Juliusz Chroboczek jch at pps.univ-paris-diderot.fr
Sun Apr 5 15:17:11 UTC 2015


> (Argh, kilometer long cc list, sorry guys in advance..)

Dropping everyone and his brother too, leaving Homenet and Alia, adding
babel-users and Stephen.

> Sadly enough the more flexible/less code footprint _given system-wide
> IPsec_ approach of OSPFv3 turned out not to be popular. It allowed us to
> secure Babel with just few lines of changes to one script in the hnetd
> implementation, which was neat, but.. :-)

Hmm, if you're using static keying, you're vulnerable to replay.  Does
that mean I should port the replay protection bits from RFC 7298 to the
reference implementation?  They don't frighten me as much as the crypto
bits.

> I am not very fond of making any MUST metric functions either.

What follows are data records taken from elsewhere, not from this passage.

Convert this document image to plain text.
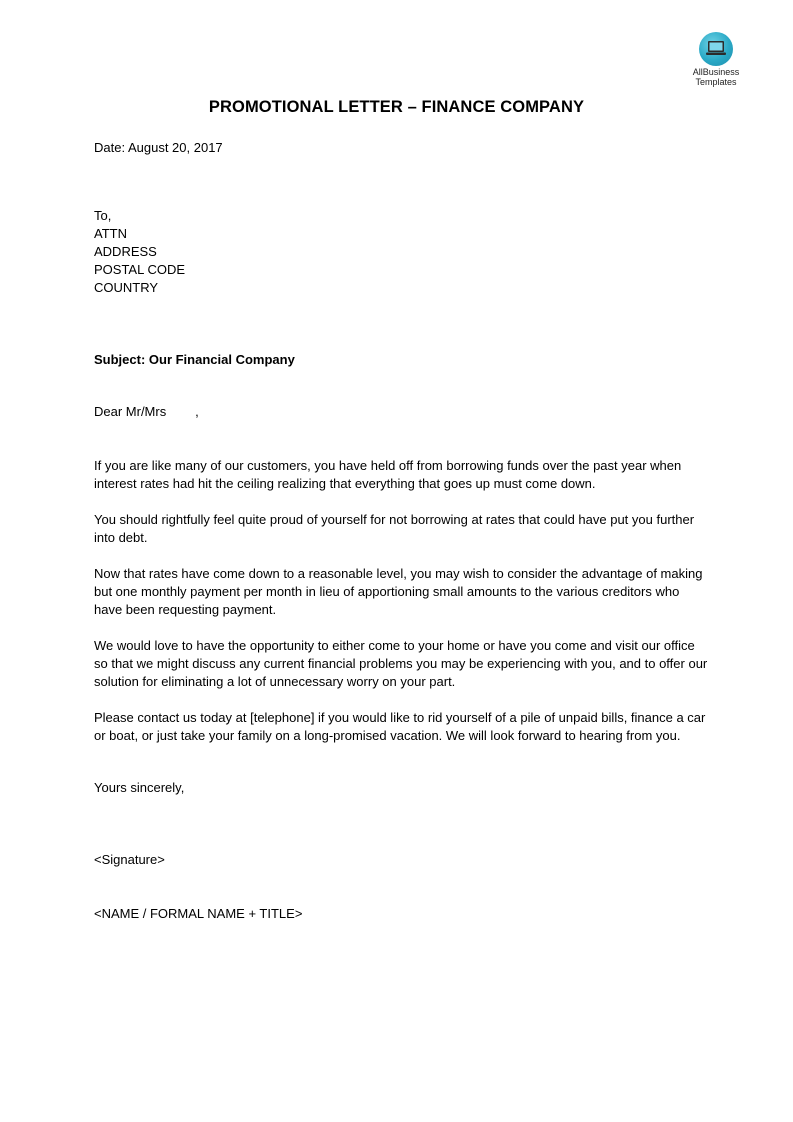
AllBusiness
Templates
PROMOTIONAL LETTER – FINANCE COMPANY
Date: August 20, 2017
To,
ATTN
ADDRESS
POSTAL CODE
COUNTRY
Subject: Our Financial Company
Dear Mr/Mrs        ,
If you are like many of our customers, you have held off from borrowing funds over the past year when interest rates had hit the ceiling realizing that everything that goes up must come down.
You should rightfully feel quite proud of yourself for not borrowing at rates that could have put you further into debt.
Now that rates have come down to a reasonable level, you may wish to consider the advantage of making but one monthly payment per month in lieu of apportioning small amounts to the various creditors who have been requesting payment.
We would love to have the opportunity to either come to your home or have you come and visit our office so that we might discuss any current financial problems you may be experiencing with you, and to offer our solution for eliminating a lot of unnecessary worry on your part.
Please contact us today at [telephone] if you would like to rid yourself of a pile of unpaid bills, finance a car or boat, or just take your family on a long-promised vacation. We will look forward to hearing from you.
Yours sincerely,
<Signature>
<NAME / FORMAL NAME + TITLE>
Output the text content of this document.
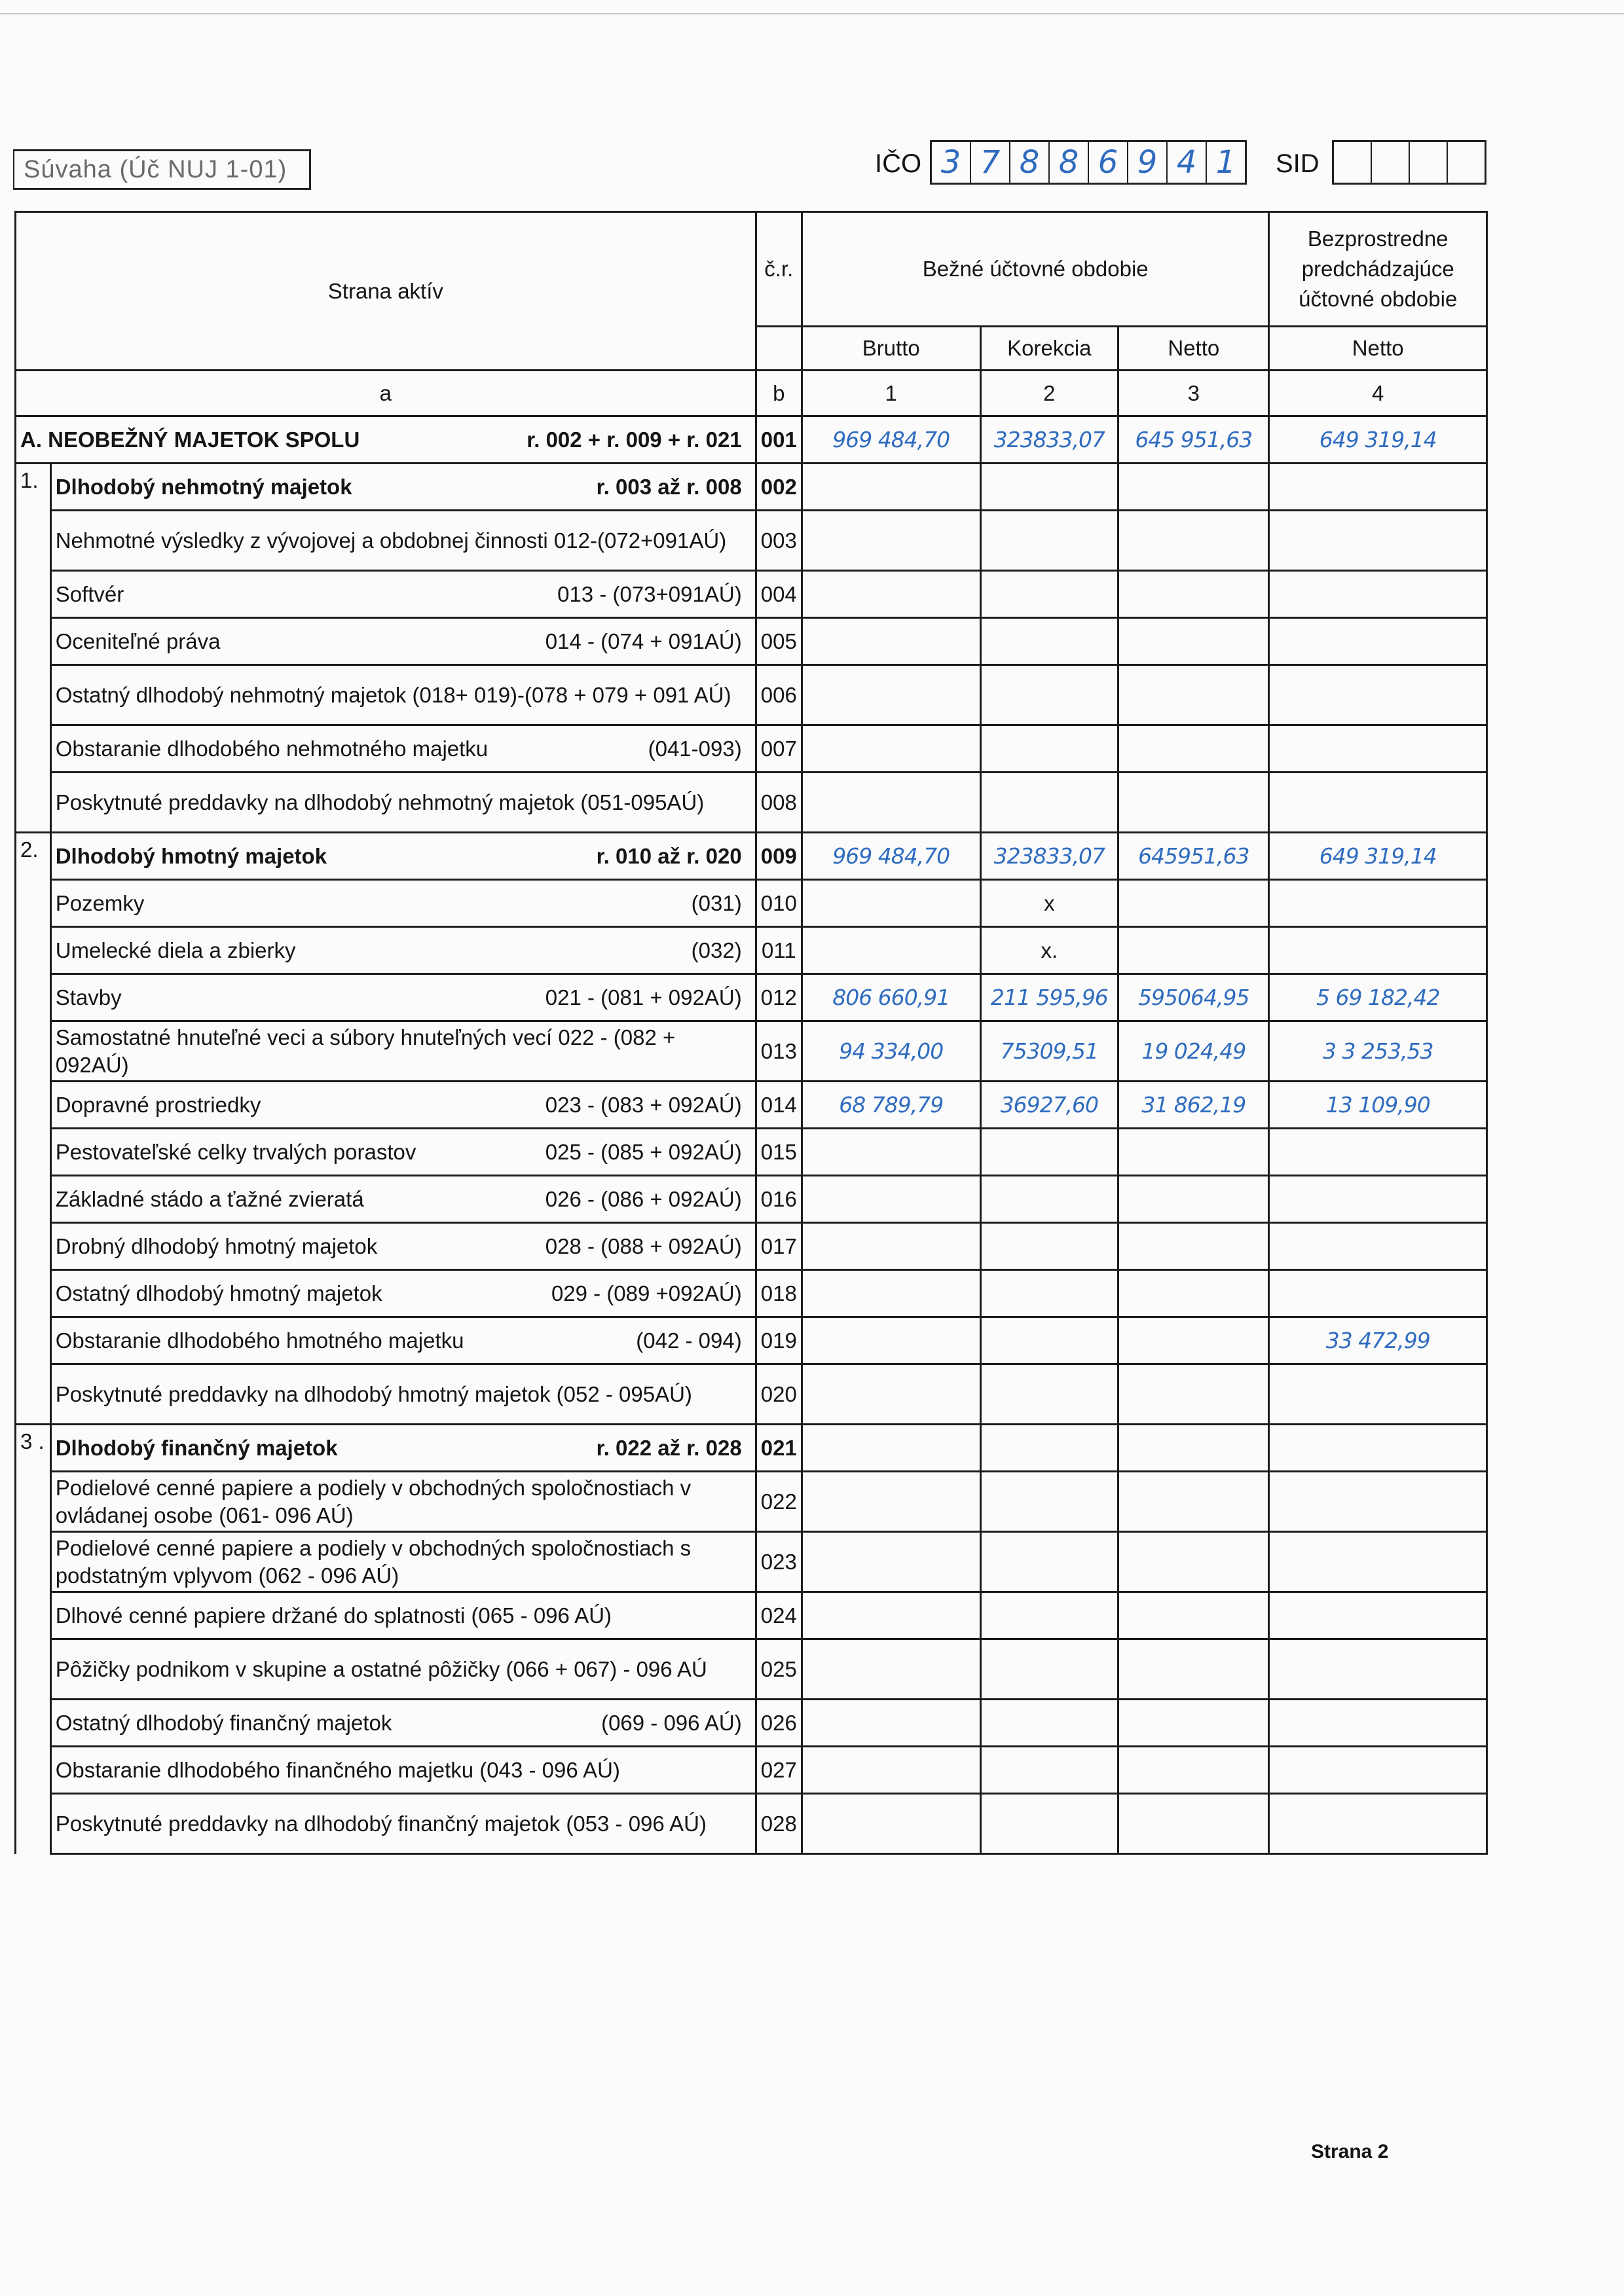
Súvaha (Úč NUJ 1-01)	IČO 3 7 8 8 6 9 4 1	SID
Strana aktív		č.r.	Bežné účtovné obdobie			Bezprostredne predchádzajúce účtovné obdobie
			Brutto	Korekcia	Netto	Netto
a		b	1	2	3	4

A. NEOBEŽNÝ MAJETOK SPOLU r. 002 + r. 009 + r. 021		001	969 484,70	323833,07	645 951,63	649 319,14
1.	Dlhodobý nehmotný majetok r. 003 až r. 008	002				
	Nehmotné výsledky z vývojovej a obdobnej činnosti 012-(072+091AÚ)	003				

	Softvér 013 - (073+091AÚ)	004				

	Oceniteľné práva 014 - (074 + 091AÚ)	005				
	Ostatný dlhodobý nehmotný majetok (018+ 019)-(078 + 079 + 091 AÚ)	006				

	Obstaranie dlhodobého nehmotného majetku (041-093)	007				
	Poskytnuté preddavky na dlhodobý nehmotný majetok (051-095AÚ)	008				
2.	Dlhodobý hmotný majetok r. 010 až r. 020	009	969 484,70	323833,07	645951,63	649 319,14

	Pozemky (031)	010		x		

	Umelecké diela a zbierky (032)	011		x.		

	Stavby 021 - (081 + 092AÚ)	012	806 660,91	211 595,96	595064,95	5 69 182,42
	Samostatné hnuteľné veci a súbory hnuteľných vecí 022 - (082 + 092AÚ)	013	94 334,00	75309,51	19 024,49	3 3 253,53

	Dopravné prostriedky 023 - (083 + 092AÚ)	014	68 789,79	36927,60	31 862,19	13 109,90

	Pestovateľské celky trvalých porastov 025 - (085 + 092AÚ)	015				

	Základné stádo a ťažné zvieratá 026 - (086 + 092AÚ)	016				

	Drobný dlhodobý hmotný majetok 028 - (088 + 092AÚ)	017				

	Ostatný dlhodobý hmotný majetok 029 - (089 +092AÚ)	018				

	Obstaranie dlhodobého hmotného majetku (042 - 094)	019				33 472,99
	Poskytnuté preddavky na dlhodobý hmotný majetok (052 - 095AÚ)	020				
3 .	Dlhodobý finančný majetok r. 022 až r. 028	021				
	Podielové cenné papiere a podiely v obchodných spoločnostiach v ovládanej osobe (061- 096 AÚ)	022				
	Podielové cenné papiere a podiely v obchodných spoločnostiach s podstatným vplyvom (062 - 096 AÚ)	023				
	Dlhové cenné papiere držané do splatnosti (065 - 096 AÚ)	024				
	Pôžičky podnikom v skupine a ostatné pôžičky (066 + 067) - 096 AÚ	025				

	Ostatný dlhodobý finančný majetok (069 - 096 AÚ)	026				
	Obstaranie dlhodobého finančného majetku (043 - 096 AÚ)	027				
	Poskytnuté preddavky na dlhodobý finančný majetok (053 - 096 AÚ)	028				
Strana 2
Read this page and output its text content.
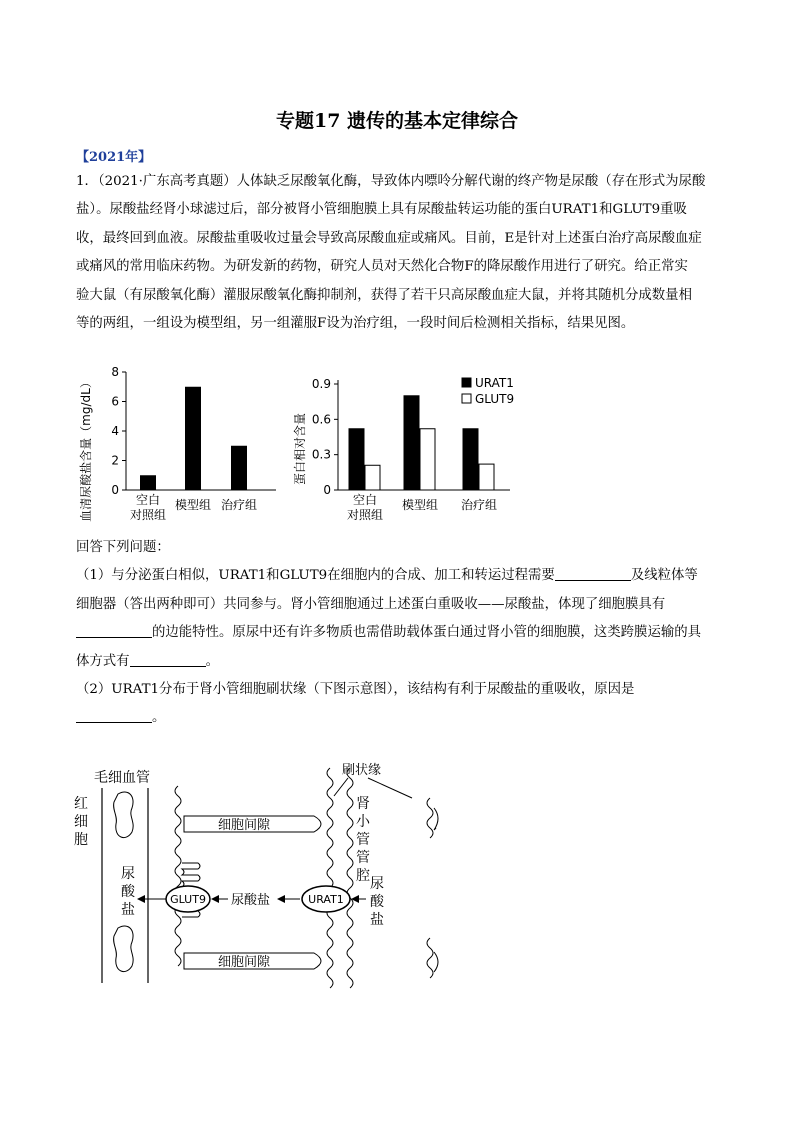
专题17 遗传的基本定律综合
【2021年】

1．（2021·广东高考真题）人体缺乏尿酸氧化酶，导致体内嘌呤分解代谢的终产物是尿酸（存在形式为尿酸
盐）。尿酸盐经肾小球滤过后，部分被肾小管细胞膜上具有尿酸盐转运功能的蛋白URAT1和GLUT9重吸
收，最终回到血液。尿酸盐重吸收过量会导致高尿酸血症或痛风。目前，E是针对上述蛋白治疗高尿酸血症
或痛风的常用临床药物。为研发新的药物，研究人员对天然化合物F的降尿酸作用进行了研究。给正常实
验大鼠（有尿酸氧化酶）灌服尿酸氧化酶抑制剂，获得了若干只高尿酸血症大鼠，并将其随机分成数量相
等的两组，一组设为模型组，另一组灌服F设为治疗组，一段时间后检测相关指标，结果见图。

血清尿酸盐含量（mg/dL） 0
2
4
6
8
空白
对照组
模型组 治疗组
蛋白相对含量
0
0.3
0.6
0.9	URAT1
GLUT9
空白
对照组
模型组 治疗组

回答下列问题：
（1）与分泌蛋白相似，URAT1和GLUT9在细胞内的合成、加工和转运过程需要	及线粒体等
细胞器（答出两种即可）共同参与。肾小管细胞通过上述蛋白重吸收——尿酸盐，体现了细胞膜具有
的边能特性。原尿中还有许多物质也需借助载体蛋白通过肾小管的细胞膜，这类跨膜运输的具
体方式有	。
（2）URAT1分布于肾小管细胞刷状缘（下图示意图），该结构有利于尿酸盐的重吸收，原因是
。

毛细血管
红细胞
尿酸盐
细胞间隙
细胞间隙
GLUT9	URAT1
尿酸盐
刷状缘
肾小管管腔 尿酸盐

However,
> what I _would_ like to see is some guidance on metrics ranges that
> should be used and how the combination should approximately work best
> (remember ‘pybabel’s metric=1 + combination using + favors it too much’
> email). Perhaps this could be also just in an appendix.

Point taken.

>> There is only one mechanism in the base spec that is not currently used by
>> implementations -- it's the reliable transport building block defined in
>> Section 3.3.  It has very low cost (20 lines of code or so in the
>> C version),

> I am not very fond of it, as I do not see much of a justification for it
> given the goal of minimality.

See the discussion in Section 3.7.2 of RFC 6126.  I've been planning to
implement that, to see how much it improves behaviour in sparse wireless
meshes.

> E.g. on point-to-point link (or one with few routers), you could send
> stuff very rarely and just use that ack feature to make sure the other
> end is aware of the current state

Hmm... have you noticed the (optional) receiver-driven scheme described in
Section 3.8.2.3?  But yes, you're right, although fine-tuning the details
of your scheme might not be quite obvious.

> I only wonder about the padding TLVs/sub-TLVs

I don't expect anyone to use padding for alignment.  But I'm fond of PAD1
and PADN TLVs, since they don't cost much and often turn out to be useful
for various reasons.

For example, the Babel-RTT extension puts a PADN sub-TLV at the place
where a timestamp will go; then it applies jitter to the outgoing packet,
and patches it with a timestamp at the very last moment.  If the
timestamping fails for some reason, the packet can still go out -- the
PADN will be ignored by the receiver.  Look, Ma, no complex error
handling and no packet drops.  (Credit to Baptiste Jonglez.)

Similarly, suppose you wanted to do MTU probing a la OSPF (or is it IS-IS?),
or wanted to evaluate packet loss for full-size frames only.  In either
case, PADN your Hellos to full MTU, and you're done.

> Especially given multicast-using (default) nature of the protocol, I am
> fond of _a_ solution that fits as much as possible in one MTU packet per
> interval; therefore, more costly format would essentially behave worse
> for networks above certain size (in terms of # of total routes mostly).

I agree.  Still, it might be worthwile to have an expert pore over the
packet format, and see how much he shakes his head.